Living with depression is never easy. I could tell you that there are days I can't get out of bed or about how I helplessly watched myself losing interest in things I used to love. I could tell you how lonely I felt while I isolated myself from the people who care about me the most, but I'm sure you've heard similar stories before. Instead, I will tell you about how a cactus saved my life.
I never thought I would be the gardening type. It seemed like a lot of work and I'm not a big fan of getting my hands dirty. On a day when I emphatically did not want leave my room or be around people, my friends dragged me to a farmers market. One stand, in particular, caught my eye: a vendor with a variety of colorful cacti in decorated ceramic pots. I found a round, spiky one in a black and white striped pot that I thought was cute. I even went as far as to name my little cactus Piney. Even though I thought that under my care it would be dead in a week, I bought it.

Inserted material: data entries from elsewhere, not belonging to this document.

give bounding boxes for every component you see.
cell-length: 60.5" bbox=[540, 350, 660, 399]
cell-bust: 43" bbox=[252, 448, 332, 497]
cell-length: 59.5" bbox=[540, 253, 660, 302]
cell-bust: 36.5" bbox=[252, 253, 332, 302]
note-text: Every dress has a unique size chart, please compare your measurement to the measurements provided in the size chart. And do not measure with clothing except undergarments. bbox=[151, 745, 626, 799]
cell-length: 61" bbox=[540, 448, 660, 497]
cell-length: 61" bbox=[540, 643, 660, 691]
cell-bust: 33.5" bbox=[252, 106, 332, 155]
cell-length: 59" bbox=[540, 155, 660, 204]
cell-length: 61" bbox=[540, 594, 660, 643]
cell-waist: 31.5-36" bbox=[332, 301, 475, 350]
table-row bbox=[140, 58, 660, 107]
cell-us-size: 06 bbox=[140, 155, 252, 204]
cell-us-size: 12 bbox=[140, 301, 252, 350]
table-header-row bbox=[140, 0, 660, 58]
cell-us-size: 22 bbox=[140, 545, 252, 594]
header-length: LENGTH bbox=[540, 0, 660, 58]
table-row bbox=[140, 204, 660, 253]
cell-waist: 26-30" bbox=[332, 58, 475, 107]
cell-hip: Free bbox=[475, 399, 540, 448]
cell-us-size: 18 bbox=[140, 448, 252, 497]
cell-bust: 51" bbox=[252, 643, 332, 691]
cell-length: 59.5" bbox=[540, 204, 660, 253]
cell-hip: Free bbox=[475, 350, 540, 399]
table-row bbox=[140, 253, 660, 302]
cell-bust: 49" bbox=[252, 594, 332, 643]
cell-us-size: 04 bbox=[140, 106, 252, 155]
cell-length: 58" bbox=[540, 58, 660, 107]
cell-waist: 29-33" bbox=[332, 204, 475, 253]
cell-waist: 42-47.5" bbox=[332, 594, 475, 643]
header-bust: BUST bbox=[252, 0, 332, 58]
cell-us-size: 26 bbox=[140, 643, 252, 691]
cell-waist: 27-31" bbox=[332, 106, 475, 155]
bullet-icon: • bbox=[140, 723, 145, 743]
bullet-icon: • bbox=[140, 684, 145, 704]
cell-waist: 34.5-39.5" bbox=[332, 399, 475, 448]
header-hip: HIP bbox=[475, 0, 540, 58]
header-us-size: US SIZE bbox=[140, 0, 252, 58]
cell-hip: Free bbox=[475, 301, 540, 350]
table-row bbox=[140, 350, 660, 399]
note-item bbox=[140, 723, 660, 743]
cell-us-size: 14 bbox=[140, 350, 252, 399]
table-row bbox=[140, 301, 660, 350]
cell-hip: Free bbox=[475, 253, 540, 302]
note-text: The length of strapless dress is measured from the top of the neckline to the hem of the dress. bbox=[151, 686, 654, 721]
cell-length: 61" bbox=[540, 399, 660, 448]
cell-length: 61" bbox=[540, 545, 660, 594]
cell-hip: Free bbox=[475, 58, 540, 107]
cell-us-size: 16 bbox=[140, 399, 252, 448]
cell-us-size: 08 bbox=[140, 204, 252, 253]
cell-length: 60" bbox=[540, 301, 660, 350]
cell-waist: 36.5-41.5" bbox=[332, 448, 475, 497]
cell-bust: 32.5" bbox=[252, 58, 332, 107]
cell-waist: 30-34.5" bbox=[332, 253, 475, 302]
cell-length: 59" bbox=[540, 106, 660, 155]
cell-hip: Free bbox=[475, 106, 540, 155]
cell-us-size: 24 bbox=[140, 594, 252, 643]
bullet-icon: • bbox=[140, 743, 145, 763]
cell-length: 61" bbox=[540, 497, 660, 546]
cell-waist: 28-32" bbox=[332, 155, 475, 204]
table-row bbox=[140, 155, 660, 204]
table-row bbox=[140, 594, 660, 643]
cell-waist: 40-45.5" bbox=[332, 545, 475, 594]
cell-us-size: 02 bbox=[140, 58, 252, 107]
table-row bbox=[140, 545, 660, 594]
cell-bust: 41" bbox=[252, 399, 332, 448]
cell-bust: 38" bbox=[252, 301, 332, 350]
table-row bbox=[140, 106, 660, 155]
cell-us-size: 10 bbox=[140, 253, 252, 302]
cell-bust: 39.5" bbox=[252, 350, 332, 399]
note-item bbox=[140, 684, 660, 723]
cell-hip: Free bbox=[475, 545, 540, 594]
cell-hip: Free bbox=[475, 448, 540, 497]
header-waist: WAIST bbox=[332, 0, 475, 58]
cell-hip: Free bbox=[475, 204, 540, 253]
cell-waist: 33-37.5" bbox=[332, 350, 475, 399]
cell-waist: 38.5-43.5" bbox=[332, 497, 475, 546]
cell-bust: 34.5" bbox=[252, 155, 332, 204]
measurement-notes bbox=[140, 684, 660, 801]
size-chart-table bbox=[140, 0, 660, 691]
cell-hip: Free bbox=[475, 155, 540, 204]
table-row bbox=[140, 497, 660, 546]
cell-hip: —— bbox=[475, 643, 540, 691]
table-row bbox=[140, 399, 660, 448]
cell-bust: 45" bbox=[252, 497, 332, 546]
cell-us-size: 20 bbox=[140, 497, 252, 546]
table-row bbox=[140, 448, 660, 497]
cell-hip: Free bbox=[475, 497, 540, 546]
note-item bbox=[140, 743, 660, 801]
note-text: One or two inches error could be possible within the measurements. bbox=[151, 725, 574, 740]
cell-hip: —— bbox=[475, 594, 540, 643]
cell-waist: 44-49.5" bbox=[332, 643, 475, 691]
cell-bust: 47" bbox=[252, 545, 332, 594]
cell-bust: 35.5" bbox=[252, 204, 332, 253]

I checked on my cactus every day. Did it need water? Was it getting enough sun? How much had it grown? Having something to take care of motivated me to get out of bed even when my depression made it difficult. I knew that little cactus relied on me to continue thriving and it gave me a sense of purpose. It makes me feel good about myself when I saw its growth; not only did I have a purpose, I was succeeding at it, and that did wonders for my self-worth.
Learning to take care of that cactus taught me to take care of myself. If I neglected the cactus, it withered. No matter how dry and dead it looked, with when I took care of it again, it slowly began to flourish. It hit me one day that I needed to treat myself with the same love and care that I treat my cactus. No matter how horrible I feel, taking small steps to maintain my physical, mental, and emotional well-being slowly helped me make progress with my mental health and in other areas of my life.
Did that cactus cure my depression? No. But it helped me cope during one of the most difficult times in life. Self-care is vital, even for people who don't struggle with mental illness and I think we can all learn to take better care of ourselves by taking care of another living thing.